Além disso, conforme antecipado na matéria de Edson Wander (leia abaixo), a professora Andrea Teixeira não aceitou sua nomeação, reduzindo para 10 os membros, desfalcados de Beto Leão, que segundo consta esteve internado, totalizando 9 integrantes, dos quais 6 (2/3) funcionários da Prefeitura, a maioria sem qualquer atuação na área cultural, proporção que terá sido ainda mais elevada caso algum dos outros 3 membros tenha faltado a alguma reunião (limitadas, com remuneração, a 10 a cada 30 dias).
Mau cheiro da cultura
Criada e instituída na administração do prefeito Pedro Wilson, a Lei Municipal de Cultura tem sido uma das alavancas da produção cultural goianiense. Perspicaz, a atual administração não só a manteve em pleno funcionamento, percebendo de imediato a sua importância, como também tratou de lhe dar maior divulgação.
Mas a perspicácia não parou por aí. Tão logo assumiu, o novo secretário de Cultura tratou de podar as asas do conselho de análise dos projetos, retirando-lhe, de uma só vez, o caráter autônomo que o distinguia e a representatividade que o caracterizava. É mais um caso patente em que a perspicácia passa de mocinha à vilã, se manifestando em excesso a ponto de exceder-se e virar esperteza. E se é correto o dito que onde há fumaça sempre encontramos fogo, onde ele teria se camuflado, então?
Eis que da fumaça alardeada pelas entidades representativas dos diversos segmentos da cultura goianiense, opondo-se ao novo dirigismo municipal, saltam agora as labaredas que nos atingem a olhos nus, sem quaisquer pudores. Para constatar seu furor, basta examinar o resultado e o processo em que se deu o último edital de seleção da lei, divulgado nesta semana.
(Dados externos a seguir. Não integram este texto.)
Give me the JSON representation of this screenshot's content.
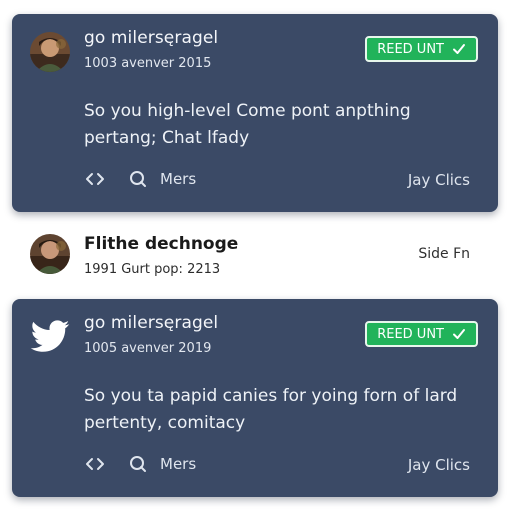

Muitos me perguntariam porque escrevo este artigo, já que um dos projetos aprovados trata exatamente da reedição do livro Conhecer Confaloni, prêmio de monografia de minha autoria, editado originalmente pela UCG. Pois eu respondo desde já.
Definitivamente, não podemos compactuar quando a esperteza insiste em fugir do controle do bom senso para ameaçar não somente o bom funcionamento da referida lei como também sua própria existência.
Mais que falar, os fatos gritam por eles mesmos. Haja ouvidos, por exemplo, para o segmento das artes plásticas, que expressa seu descontentamento pelo fato de não ter um único representante na comissão.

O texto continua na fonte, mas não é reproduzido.